Full document contains 150 pages
Abstract: Advances in radiation treatment delivery, such as intensity modulated radiation therapy (IMRT), have made it possible to deliver large doses of radiation with a high degree of conformity. While highly conformal treatments offers the advantage of sparing surrounding normal tissue, this benefit can only be realized if the patient is accurately positioned during each treatment fraction. The need to accurately position the patient has led to the development and use of gantry mounted kilovoltage cone-beam computed tomography (kV-CBCT) systems. These systems are used to acquire high resolution volumetric images of the patient which are then digitally registered with the planning CT dataset to confirm alignment of the patient on the treatment table. While kV-CBCT is a very useful tool for aligning the patient prior to treatment, daily use in a high fraction therapy regimen results in a substantial radiation dose.
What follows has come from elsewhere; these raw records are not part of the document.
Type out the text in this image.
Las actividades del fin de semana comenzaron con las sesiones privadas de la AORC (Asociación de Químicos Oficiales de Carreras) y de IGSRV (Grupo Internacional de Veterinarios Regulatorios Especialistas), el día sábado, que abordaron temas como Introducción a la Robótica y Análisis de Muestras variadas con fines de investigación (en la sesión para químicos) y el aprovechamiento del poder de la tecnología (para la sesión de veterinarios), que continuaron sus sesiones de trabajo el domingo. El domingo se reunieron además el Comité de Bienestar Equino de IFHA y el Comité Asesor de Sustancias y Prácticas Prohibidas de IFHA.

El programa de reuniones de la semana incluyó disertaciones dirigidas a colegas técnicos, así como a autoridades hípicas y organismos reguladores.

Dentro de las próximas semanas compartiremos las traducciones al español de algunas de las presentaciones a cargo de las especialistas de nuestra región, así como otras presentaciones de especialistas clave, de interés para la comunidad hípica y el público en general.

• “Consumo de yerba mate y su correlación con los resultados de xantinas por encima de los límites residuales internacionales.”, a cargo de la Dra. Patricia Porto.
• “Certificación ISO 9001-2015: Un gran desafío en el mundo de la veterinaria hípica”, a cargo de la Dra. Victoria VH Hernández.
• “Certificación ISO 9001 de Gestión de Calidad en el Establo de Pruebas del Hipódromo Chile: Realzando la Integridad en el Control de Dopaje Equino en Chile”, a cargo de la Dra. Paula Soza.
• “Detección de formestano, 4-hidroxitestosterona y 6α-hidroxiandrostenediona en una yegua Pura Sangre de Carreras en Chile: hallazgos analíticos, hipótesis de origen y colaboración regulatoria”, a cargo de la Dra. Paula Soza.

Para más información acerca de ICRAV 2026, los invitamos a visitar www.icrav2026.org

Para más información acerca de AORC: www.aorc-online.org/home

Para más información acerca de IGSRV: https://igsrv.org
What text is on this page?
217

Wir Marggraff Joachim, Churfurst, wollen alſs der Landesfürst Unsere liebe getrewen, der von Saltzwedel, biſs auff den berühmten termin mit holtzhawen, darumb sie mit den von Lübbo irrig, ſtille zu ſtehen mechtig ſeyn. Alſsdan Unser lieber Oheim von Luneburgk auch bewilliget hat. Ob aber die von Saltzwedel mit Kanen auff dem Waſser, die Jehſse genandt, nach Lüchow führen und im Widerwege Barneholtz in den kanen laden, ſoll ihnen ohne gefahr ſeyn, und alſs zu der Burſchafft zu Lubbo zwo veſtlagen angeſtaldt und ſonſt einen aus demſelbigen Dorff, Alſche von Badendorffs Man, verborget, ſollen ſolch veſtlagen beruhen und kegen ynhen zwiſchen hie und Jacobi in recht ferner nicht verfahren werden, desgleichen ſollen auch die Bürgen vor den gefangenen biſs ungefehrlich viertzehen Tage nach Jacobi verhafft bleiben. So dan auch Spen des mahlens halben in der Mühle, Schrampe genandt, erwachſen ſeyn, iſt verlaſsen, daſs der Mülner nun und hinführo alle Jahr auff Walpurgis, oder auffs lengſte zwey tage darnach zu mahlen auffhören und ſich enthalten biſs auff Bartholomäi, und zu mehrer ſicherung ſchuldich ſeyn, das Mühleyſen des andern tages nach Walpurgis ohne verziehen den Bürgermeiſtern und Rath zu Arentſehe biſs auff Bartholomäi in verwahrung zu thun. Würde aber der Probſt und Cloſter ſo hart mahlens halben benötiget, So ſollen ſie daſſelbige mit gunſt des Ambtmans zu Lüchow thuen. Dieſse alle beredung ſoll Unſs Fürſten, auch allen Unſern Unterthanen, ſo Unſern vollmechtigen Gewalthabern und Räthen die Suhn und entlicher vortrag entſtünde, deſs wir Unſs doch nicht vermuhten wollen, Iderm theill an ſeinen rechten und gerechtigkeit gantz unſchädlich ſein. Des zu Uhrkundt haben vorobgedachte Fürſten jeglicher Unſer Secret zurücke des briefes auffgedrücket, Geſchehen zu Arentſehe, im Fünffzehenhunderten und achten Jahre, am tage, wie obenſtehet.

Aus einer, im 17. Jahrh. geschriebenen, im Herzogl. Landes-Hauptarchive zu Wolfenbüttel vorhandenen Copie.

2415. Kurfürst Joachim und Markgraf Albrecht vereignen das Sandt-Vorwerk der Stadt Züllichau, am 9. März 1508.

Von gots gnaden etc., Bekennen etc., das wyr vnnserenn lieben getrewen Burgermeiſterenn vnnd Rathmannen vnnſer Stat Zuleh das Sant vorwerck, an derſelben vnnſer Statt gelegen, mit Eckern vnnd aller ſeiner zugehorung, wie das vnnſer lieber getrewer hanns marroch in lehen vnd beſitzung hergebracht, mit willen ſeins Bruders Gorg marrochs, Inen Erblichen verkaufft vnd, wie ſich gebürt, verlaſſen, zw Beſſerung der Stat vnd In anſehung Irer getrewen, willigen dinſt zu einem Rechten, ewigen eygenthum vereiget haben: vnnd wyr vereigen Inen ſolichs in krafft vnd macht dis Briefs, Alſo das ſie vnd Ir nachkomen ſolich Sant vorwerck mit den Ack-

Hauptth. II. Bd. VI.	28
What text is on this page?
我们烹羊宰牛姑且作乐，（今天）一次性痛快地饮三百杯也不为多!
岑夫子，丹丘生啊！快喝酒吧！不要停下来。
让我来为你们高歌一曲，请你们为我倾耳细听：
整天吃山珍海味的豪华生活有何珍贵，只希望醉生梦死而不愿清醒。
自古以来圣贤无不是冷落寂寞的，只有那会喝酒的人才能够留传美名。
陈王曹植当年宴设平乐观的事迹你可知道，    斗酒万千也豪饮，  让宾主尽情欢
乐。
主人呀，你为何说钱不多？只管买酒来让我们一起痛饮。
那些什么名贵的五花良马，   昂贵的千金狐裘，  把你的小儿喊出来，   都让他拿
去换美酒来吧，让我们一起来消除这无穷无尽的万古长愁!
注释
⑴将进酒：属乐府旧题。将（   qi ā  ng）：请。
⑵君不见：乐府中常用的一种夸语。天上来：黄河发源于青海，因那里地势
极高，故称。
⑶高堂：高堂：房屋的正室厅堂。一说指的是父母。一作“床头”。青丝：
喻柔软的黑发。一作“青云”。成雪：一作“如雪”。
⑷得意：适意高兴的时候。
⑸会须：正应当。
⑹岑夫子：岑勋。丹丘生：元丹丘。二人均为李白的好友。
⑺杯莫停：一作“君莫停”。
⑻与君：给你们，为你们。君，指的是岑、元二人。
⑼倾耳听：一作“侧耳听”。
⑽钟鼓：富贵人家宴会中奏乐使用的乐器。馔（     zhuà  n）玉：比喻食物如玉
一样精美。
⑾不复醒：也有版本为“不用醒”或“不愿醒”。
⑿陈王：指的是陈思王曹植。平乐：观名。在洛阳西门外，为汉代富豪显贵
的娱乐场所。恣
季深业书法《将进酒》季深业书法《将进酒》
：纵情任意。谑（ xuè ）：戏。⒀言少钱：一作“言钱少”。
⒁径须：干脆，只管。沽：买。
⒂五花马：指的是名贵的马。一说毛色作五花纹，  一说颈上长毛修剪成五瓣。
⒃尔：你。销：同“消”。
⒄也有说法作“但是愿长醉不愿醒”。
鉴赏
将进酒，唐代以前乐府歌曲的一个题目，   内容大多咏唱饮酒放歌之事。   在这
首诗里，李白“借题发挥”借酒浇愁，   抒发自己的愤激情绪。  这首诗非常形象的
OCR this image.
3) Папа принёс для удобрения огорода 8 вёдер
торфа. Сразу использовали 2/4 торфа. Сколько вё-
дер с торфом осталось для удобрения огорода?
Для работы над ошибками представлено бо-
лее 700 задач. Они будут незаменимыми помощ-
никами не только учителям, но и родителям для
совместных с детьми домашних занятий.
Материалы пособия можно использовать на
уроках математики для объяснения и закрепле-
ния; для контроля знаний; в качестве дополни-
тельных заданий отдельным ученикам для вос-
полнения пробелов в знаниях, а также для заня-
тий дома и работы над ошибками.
In order to quantify the radiation dose associated with CBCT imaging, an anthropomorphic phantom representing a 50th percentile adult male and a fiber-optic coupled (FOC) dosimetry system were both constructed as part of this dissertation. These tools were then used to directly measure organ doses incurred during clinical protocols for the head, chest, and pelvis. For completeness, the dose delivered from both the X-ray Volumetric Imager (XVI, Elekta Oncology Systems, Crawley, UK) and the On-Board Imager (OBI, Varian Medical Systems, Palo Alto, CA) were investigated. While this study provided a direct measure of organ doses for estimating risk to the patient, a practical method for estimating organ doses that could be performed with phantoms and dosimeters currently available at most clinics was also desired. To accomplish this goal, a 100 mm pencil ion chamber was used to measure the "cone beam dose index" (CBDI) inside standard CT dose index (CTDI) acrylic phantoms. A weighted CBDI (CBDIw), similar to the weighted CT dose index (CTDIw), was then calculated to represent the average dose in the acrylic phantom. By comparing this value to the measured organ doses, organ dose conversion coefficients were developed. These conversion coefficients allow specific organ doses to be estimated quickly and easily using readily available clinical equipment.